Food delivery giant Zomato is facing a backlash in India after it announced plans to deliver meals in 10 minutes, sparking concerns over the safety of riders.
Mimicking the hugely popular applications that deliver groceries at customers’ doorstep within 10 minutes, Zomato went a step further, promising to deliver fresh, cooked food in the same time.
CEO of Zomato Deepinder Goyal said in a statement that they were feeling the 30-minute average delivery time for food was “too slow” and feared soon becoming “obsolete” before doing what “nobody in the world” has done.
“Innovating and leading from the front is the only way to survive (and therefore thrive) in the tech industry. And here we are… with our 10-minute food delivery offering – Zomato Instant,” Mr Goyal said.
But the idea seems to have failed to impress a vast majority of people of the second most populated country despite a big appetite for such services. It was called out as “ridiculous” and “death trap” for delivery partners.
A research scientist who went by his first name — Kushal — on Twitter said it was a “heinous model” that would have repercussions for workers already devoid of basic employee rights.
“The 10-minute delivery model by Zepto, is emulated by Swiggy, Blinkit. And now Zomato. These companies refuse to acknowledge their delivery providers as employees, and hence you see words like ‘drivers’, ‘captains’ and ‘riders’ being used for them,” he said.
Zomato’s fast-delivery also found a mention in Indian parliament after it was taken up by lawmaker Karti P Chidambaram during the zero hour.
Mr Chidambram demanded guidelines to regulate delivery companies to protect delivery agents from unrealistic targets and ensure their safety.

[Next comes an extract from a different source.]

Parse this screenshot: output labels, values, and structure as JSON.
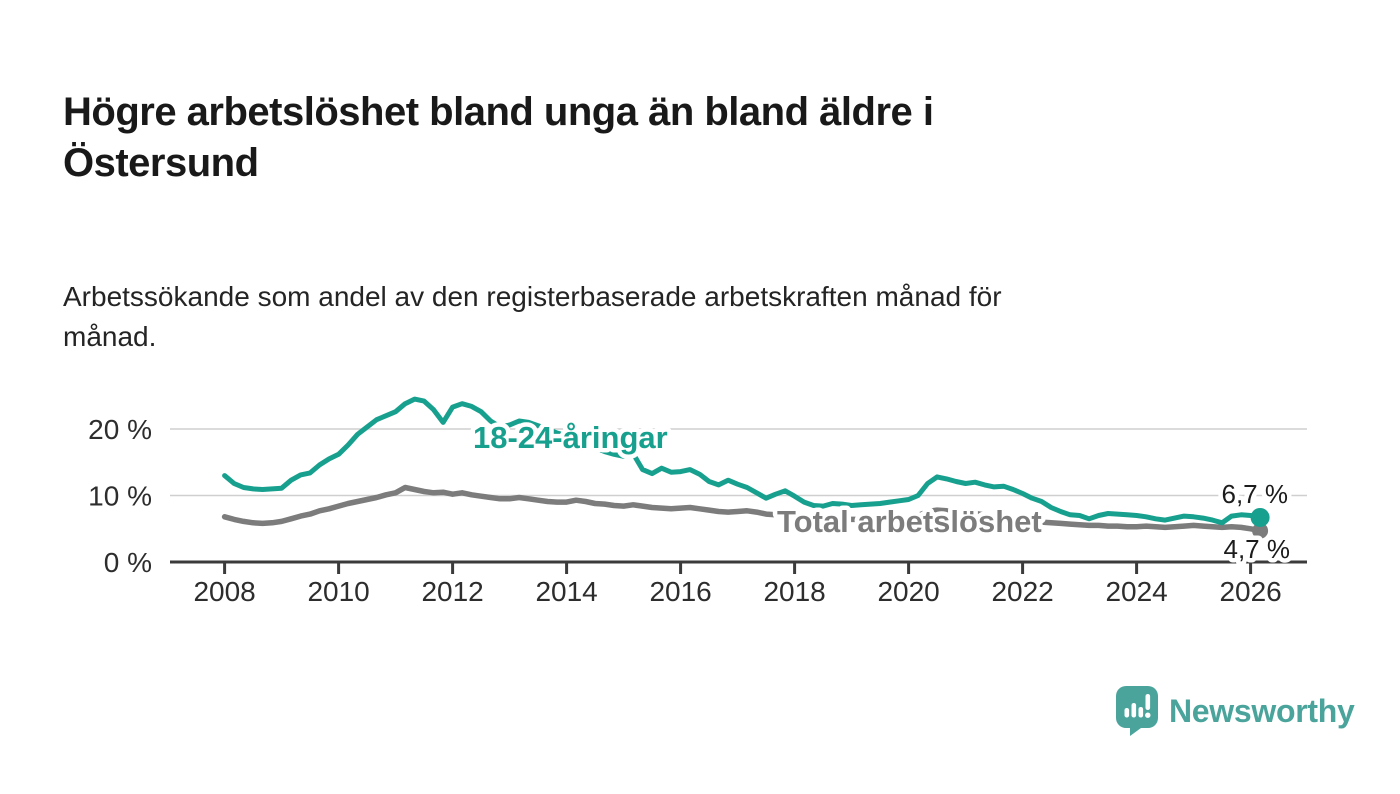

“This is absurd! It’s going to put undue pressure on the delivery personnel, who are not employees and who have no benefits or security, who have no bargaining power with Zomato,” he said.
He said India has 15 million workers in the gig economy, where workers do not have permanent employment.
Zomato’s CEO, however, attempted to counter the criticism, and said in a blog post that they “do not put any pressure on delivery partners to deliver food faster”.
“Nor do we penalise delivery partners for late deliveries. The delivery partners are not informed of the promised time of delivery. Time optimisation does not happen on the road, and does not put any lives at risk,” he said.
The company has promised the highest quality of fresh food and hygiene while promising the safety of delivery agents — all at the same time — relying on “sophisticated algorithms” and future-ready in-station robotics.
The Indian Federation of App-based Transport Workers (IFAT) accused Zomato of forgetting that “workers are not machines”, reported News Minute.
Shaik Salauddin, national general secretary of IFAT, said the companies are luring customers with the “fantasy of instant delivery” but urged Zomato to look at their delivery workers as “human beings who are more than data points for the algorithm to manage”.
“It is incentive driven work conditions that these platforms actively shape which incites the delivery workers to chase those incentives targets that motivate delivery workers to resort to such acts,” he said.
He said the workers lack proper access to washroom facilities, resting areas, charging stations, and wifi and they are often penalised for spillage issues, not buying the no penalisation promise of the company.
A larger number of delivery start-ups are mushrooming, owing to their huge popularity and more young people are taking up jobs as delivery agents due to a slump in the job market further induced by the Covid pandemic.
Most roads in the country are riddled with potholes and remain crowded with unruly traffic with motorists violating traffic rules.
According to the World Bank, India records a death every four minutes on its roads and crashes kill around 150,000 people each year.